Ele demora a reagir – está a tentar congeminar um plano. Não o deixo. Agarro-o pelas condecorações falsas, que se espalham pelo chão, passo o braço à volta do pescoço dele. Se atirarem contra mim, irão atingi-lo. Se me acertarem no braço, adeus a tudo isto.
Ele percebe e pede aos guardas que ponham as armas no chão. Não quer arriscar. Vai tentar safar-se por negociação.
Eu é que não estou para isso. Puxo-o de encontro à janela.
- Espero que saibas nadar.
- Que fazes? Isto é muito alto, morremos os dois.
- Até parece que queres viver para sempre!...
- Pára. Pronto, vê – tira o telemóvel do bolso, envia um código. – Já libertei a tua casa.
- Oxalá digas a verdade. Senão, vais morrer em vão – e com a força toda do braço, faço-o rodopiar contra a janela. Embate contra ela vertiginosamente, desfazendo-a em milhares de pedaços, tombando pela falésia. Os guardas demoram a recuperar as armas e então já estou de pé, já soltei o antebraço, já me lancei pela abertura. A explosão lá no alto é tão forte que ainda me queima os cabelos da nuca. Passam-se segudos até embater na água, e é quase como se embatesse contra pedra.
Fico a boiar na corrente, semi-consciente. Mal noto o helicóptero silencioso, mas surge na hora e forma combinadas. Nada como confiar num estranho e no dinheiro que lhe prometemos – por vezes sobrevalorizamos a amizade...
--oOo--
Faço a recuperação em casa. Estava mesmo a precisar de um banho. Neste caso, é um banho que dura oitenta horas, e quando acordo, estou uma outra pessoa. Ou melhor, volto à pessoa que fui. Que continuo a ser. E penso, desta vez, como é irónico termos chegado, eu e Hans, quase à mesma solução – embora Hans continuasse preso a uma necessidade de poder absoluto, e não conseguisse ver mais além; ele que era o homem das citações. Man sieht nur das, was man weiß. Mas afinal sabia pouco.

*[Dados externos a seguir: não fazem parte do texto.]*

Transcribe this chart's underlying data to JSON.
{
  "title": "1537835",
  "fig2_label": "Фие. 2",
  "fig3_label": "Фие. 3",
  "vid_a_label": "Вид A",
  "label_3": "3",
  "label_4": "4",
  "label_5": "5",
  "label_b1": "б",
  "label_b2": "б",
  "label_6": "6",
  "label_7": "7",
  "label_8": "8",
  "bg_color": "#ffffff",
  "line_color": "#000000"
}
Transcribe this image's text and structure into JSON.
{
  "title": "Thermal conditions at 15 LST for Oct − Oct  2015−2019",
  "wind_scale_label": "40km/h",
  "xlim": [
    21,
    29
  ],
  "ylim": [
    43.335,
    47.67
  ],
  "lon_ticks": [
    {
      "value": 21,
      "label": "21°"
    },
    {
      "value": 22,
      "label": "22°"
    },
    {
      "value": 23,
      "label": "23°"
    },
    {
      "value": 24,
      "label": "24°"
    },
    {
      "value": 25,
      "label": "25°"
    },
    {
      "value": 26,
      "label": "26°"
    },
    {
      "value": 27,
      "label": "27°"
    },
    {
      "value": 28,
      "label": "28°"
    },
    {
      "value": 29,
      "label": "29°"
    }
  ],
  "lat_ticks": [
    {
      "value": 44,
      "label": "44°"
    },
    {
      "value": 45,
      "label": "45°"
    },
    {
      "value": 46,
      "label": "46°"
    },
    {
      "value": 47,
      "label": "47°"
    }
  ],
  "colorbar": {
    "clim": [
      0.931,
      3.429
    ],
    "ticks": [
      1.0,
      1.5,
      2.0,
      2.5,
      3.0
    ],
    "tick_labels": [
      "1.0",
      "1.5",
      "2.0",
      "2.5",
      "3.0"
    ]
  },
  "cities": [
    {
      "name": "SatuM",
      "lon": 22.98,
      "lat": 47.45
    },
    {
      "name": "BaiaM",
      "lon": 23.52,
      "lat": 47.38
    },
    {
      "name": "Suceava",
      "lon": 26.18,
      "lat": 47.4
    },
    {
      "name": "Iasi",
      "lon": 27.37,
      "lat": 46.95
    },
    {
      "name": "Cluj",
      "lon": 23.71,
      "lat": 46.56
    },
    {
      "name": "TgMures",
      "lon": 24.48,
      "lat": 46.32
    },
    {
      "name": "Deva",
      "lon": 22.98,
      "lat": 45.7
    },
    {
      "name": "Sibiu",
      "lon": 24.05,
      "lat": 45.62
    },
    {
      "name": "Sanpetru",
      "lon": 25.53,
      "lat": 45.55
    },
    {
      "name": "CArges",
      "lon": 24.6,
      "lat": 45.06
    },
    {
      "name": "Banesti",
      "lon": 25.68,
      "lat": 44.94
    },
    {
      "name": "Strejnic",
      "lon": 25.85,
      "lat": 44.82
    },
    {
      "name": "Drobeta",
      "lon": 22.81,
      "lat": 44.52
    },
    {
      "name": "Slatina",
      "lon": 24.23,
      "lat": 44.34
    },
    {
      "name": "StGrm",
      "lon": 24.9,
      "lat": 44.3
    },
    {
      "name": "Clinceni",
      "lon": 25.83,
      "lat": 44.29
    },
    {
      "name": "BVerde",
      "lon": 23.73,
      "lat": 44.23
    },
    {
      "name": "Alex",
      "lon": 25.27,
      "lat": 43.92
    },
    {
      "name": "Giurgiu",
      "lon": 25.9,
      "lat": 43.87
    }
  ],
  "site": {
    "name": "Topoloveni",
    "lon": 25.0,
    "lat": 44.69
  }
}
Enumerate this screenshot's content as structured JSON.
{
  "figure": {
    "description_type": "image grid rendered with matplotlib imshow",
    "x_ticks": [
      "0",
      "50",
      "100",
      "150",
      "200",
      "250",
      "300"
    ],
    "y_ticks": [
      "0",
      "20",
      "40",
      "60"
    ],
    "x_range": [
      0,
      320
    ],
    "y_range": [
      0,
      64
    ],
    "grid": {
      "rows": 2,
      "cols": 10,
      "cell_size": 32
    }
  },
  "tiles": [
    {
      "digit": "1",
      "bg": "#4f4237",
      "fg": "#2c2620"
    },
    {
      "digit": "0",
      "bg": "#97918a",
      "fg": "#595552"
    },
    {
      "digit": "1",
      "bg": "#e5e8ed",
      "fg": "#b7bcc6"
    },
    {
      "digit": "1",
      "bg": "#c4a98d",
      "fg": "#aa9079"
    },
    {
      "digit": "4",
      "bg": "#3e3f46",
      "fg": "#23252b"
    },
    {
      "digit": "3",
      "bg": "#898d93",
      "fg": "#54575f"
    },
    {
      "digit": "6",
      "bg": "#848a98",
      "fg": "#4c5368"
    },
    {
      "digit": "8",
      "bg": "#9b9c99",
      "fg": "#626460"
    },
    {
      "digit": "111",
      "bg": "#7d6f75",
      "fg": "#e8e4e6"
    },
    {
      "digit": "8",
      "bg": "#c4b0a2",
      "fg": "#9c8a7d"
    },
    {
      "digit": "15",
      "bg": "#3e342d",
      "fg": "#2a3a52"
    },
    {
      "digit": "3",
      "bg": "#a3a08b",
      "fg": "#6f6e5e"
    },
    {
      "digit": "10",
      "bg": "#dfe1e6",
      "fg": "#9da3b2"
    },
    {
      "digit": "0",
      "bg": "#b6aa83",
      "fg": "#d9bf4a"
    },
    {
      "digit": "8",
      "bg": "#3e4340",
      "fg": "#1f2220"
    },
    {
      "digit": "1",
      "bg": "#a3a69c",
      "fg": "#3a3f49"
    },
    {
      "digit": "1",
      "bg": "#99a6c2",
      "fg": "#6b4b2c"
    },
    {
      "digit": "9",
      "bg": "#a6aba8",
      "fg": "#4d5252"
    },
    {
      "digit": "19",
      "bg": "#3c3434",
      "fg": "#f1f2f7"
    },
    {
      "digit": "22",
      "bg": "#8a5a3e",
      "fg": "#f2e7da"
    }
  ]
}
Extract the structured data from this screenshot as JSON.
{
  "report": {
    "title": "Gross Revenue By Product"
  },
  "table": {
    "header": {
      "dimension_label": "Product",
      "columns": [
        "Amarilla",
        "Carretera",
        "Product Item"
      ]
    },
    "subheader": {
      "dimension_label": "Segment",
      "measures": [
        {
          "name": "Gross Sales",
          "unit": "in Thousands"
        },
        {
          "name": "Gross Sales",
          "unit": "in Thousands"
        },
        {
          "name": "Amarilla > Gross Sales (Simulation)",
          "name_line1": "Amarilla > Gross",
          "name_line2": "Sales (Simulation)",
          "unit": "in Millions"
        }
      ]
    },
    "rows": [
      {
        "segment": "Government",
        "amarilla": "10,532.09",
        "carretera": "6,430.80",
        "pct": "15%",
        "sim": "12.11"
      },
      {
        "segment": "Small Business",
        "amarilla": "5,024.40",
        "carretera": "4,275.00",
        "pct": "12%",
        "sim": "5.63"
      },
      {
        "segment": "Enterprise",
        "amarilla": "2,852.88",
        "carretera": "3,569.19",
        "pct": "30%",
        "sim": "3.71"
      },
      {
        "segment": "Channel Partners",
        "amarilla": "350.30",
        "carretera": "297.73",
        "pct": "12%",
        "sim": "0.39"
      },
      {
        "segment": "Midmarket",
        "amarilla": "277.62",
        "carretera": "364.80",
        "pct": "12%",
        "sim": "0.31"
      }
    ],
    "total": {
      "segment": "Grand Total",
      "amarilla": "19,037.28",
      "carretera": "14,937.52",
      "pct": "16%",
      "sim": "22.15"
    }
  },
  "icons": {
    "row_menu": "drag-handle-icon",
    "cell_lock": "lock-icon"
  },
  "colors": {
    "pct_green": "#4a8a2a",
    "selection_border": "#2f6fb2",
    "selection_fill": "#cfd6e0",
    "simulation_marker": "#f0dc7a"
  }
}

Mas também eu estava cego, quando o cerco começou. Tudo o que sabia era que havia uma mulher e havia um feto e que havia uma morte certa à espera de todos nós. As semanas que passámos sem esperança, encarando as gentes à nossa volta lutando por carne podre e poças de lama, chegando a ponderar na morte conjunta e libertadora, até ter percebido a resposta. A resposta que estava ali, tão evidente e tão à mão.
Não precisava eu apenas de um útero funcional? Não era o período de gestação do feto inclusive benéfica para o desenvolvimento da minha solução orgânica? Não me daria os instrumentos moleculares que me restituiriam a saúde, a juventude, o futuro?
Iria sacrificar-me em prol de alguém que conhecia há meros anos apenas, e de um ser em nascimento que ainda nem era gente, apenas por uma questão de consciência? Quando era certa a extinção de nós os três? De que me serviria a consciência quando estivesse morto?
Eis o que descobri nesse momento: que a família nutre o homem. E que o homem que cuida da sua família, garante a sua própria sobrevivência e transporta em si, no seu corpo, o resultado desse amor. Mesmo que involuntário. Mesmo que involva sacrifícios.
E não se arrepende das suas decisões.
Pois a família é o pilar de um homem. E a casa deste, o seu reino.